The only conversions forced by the "as" attribute are atomization and numeric promotion (e.g. int to double). It doesn't cause a cast. If the "as" attribute had said "xs:string" rather than "xs:string?", a type error would be reported.

(ednote: From the XSLT 2.0 WD. [ERR XT0570] It is a type error if the supplied value of a variable cannot be converted to the required type.)

I asked just what was the meaning of the '?'.

dc replied:

It should be read the way ? is read in regex or dtd syntax as 0-or-1 you could also use + or * there, again with their regex or dtd meanings of 0-or-more or 1-or-more.

A type of xs:string requires a value that is a string. A type of xs:string? requires a value that is a sequence of 0 or more strings. (as always though, there is no difference between a single string and a sequence of length 1 that contains a string)

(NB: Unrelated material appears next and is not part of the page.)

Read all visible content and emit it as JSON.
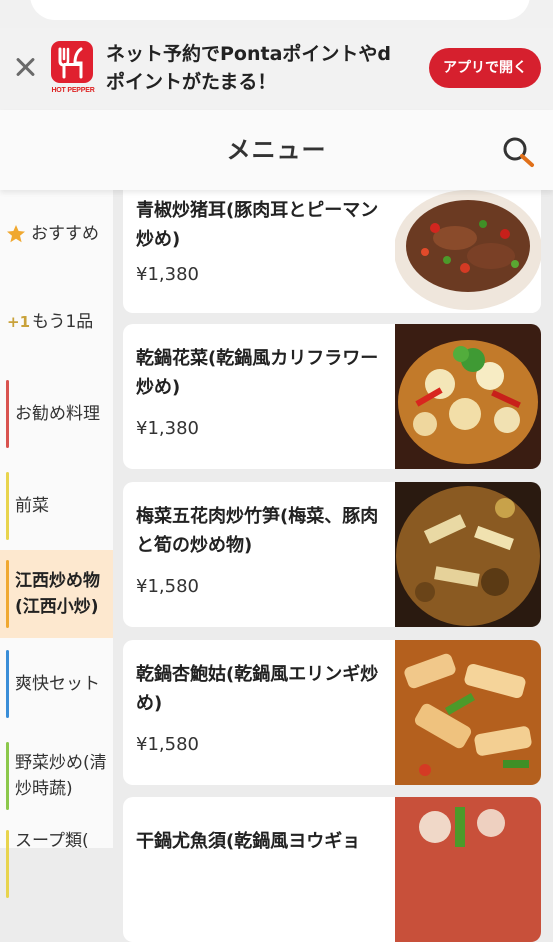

(ednote: This (for me) is subtle. The emphasis is on *zero* or more strings. Hence an empty string is a valid value.)

mk expressed this differently. The ? is part of the type. It means that the value (after atomization) must either be a string, or nothing (an empty sequence).

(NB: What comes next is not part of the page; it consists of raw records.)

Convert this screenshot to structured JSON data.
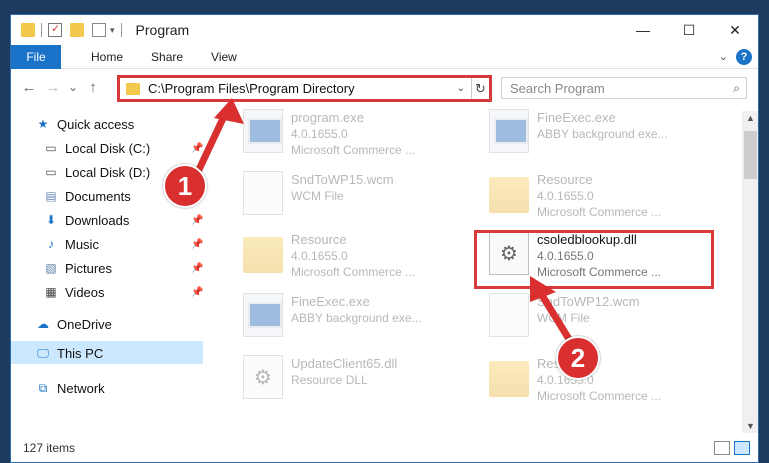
{
  "window": {
    "title": "Program",
    "controls": [
      "—",
      "☐",
      "✕"
    ]
  },
  "ribbon": {
    "file_tab": "File",
    "tabs": [
      "Home",
      "Share",
      "View"
    ],
    "help": "?"
  },
  "nav": {
    "back": "←",
    "forward": "→",
    "recent": "⌄",
    "up": "↑",
    "address": "C:\\Program Files\\Program Directory",
    "search_placeholder": "Search Program"
  },
  "sidebar": {
    "items": [
      {
        "label": "Quick access",
        "icon": "star-icon"
      },
      {
        "label": "Local Disk (C:)",
        "icon": "drive-icon"
      },
      {
        "label": "Local Disk (D:)",
        "icon": "drive-icon"
      },
      {
        "label": "Documents",
        "icon": "documents-icon"
      },
      {
        "label": "Downloads",
        "icon": "download-icon"
      },
      {
        "label": "Music",
        "icon": "music-icon"
      },
      {
        "label": "Pictures",
        "icon": "pictures-icon"
      },
      {
        "label": "Videos",
        "icon": "videos-icon"
      },
      {
        "label": "OneDrive",
        "icon": "cloud-icon"
      },
      {
        "label": "This PC",
        "icon": "computer-icon"
      },
      {
        "label": "Network",
        "icon": "network-icon"
      }
    ]
  },
  "files": [
    {
      "name": "program.exe",
      "line1": "4.0.1655.0",
      "line2": "Microsoft Commerce ...",
      "kind": "exe"
    },
    {
      "name": "FineExec.exe",
      "line1": "ABBY background exe...",
      "line2": "",
      "kind": "exe"
    },
    {
      "name": "SndToWP15.wcm",
      "line1": "WCM File",
      "line2": "",
      "kind": "doc"
    },
    {
      "name": "Resource",
      "line1": "4.0.1655.0",
      "line2": "Microsoft Commerce ...",
      "kind": "folder"
    },
    {
      "name": "Resource",
      "line1": "4.0.1655.0",
      "line2": "Microsoft Commerce ...",
      "kind": "folder"
    },
    {
      "name": "csoledblookup.dll",
      "line1": "4.0.1655.0",
      "line2": "Microsoft Commerce ...",
      "kind": "dll"
    },
    {
      "name": "FineExec.exe",
      "line1": "ABBY background exe...",
      "line2": "",
      "kind": "exe"
    },
    {
      "name": "SndToWP12.wcm",
      "line1": "WCM File",
      "line2": "",
      "kind": "doc"
    },
    {
      "name": "UpdateClient65.dll",
      "line1": "Resource DLL",
      "line2": "",
      "kind": "dll"
    },
    {
      "name": "Resource",
      "line1": "4.0.1655.0",
      "line2": "Microsoft Commerce ...",
      "kind": "folder"
    }
  ],
  "status": {
    "count": "127 items"
  },
  "callouts": [
    "1",
    "2"
  ],
  "colors": {
    "accent": "#1a73c8",
    "highlight": "#d63a3a",
    "selection": "#cce8ff"
  }
}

Finally, dc answered Andrews question,

q. So, what is the difference between the atomization process when the node <abc/> is present but empty, and when it's not there?

a. In one case you get an empty string "" (for which $abc = '' is true)

In the other you get an empty sequence () (for which the test $abc='' is false, as no item in the sequence is equal to "")

And mk came back with:

A world of difference. The typed value (i.e. the atomized value) of an empty element <abc/> actually depends on how it's described in the schema. If there's no schema, the typed value is a zero-length untypedAtomic, which compares equal to the string "". If there's a schema that describes <abc/> as having a simple type of string, then the typed value is a single zero-length string. However, if the schema says that the type is xs:NMTOKENS, then the typed value is an empty sequence. The empty sequence contains no value that's equal to "", so abc="" returns false.

If abc is defined in the schema as a complex type that doesn't allow mixed content, then atomizing <abc/> is an error.

These rules might seem arbitrary but the reflect the fact that the meaning of an empty element actually depends on what might have been there if it weren't empty.

I found that last sentance almost philosophical.

Thank you gentlemen for an enlightening thread.

If I can get past the DC math filter without reprimand,

sorry not today...

  I think his point that the {}  empty set is a member of
  any set was the Ah-ha moment for me.
  That's what  allows the as="xs:string?" to succeed rather than
  report the error.

The empty set isn't a _member_ of every set.

{} isn't a member of {1,2,3} for example.

It is a member of {{}} though (the set with one member, the empty set) It is a _subset_ of every set.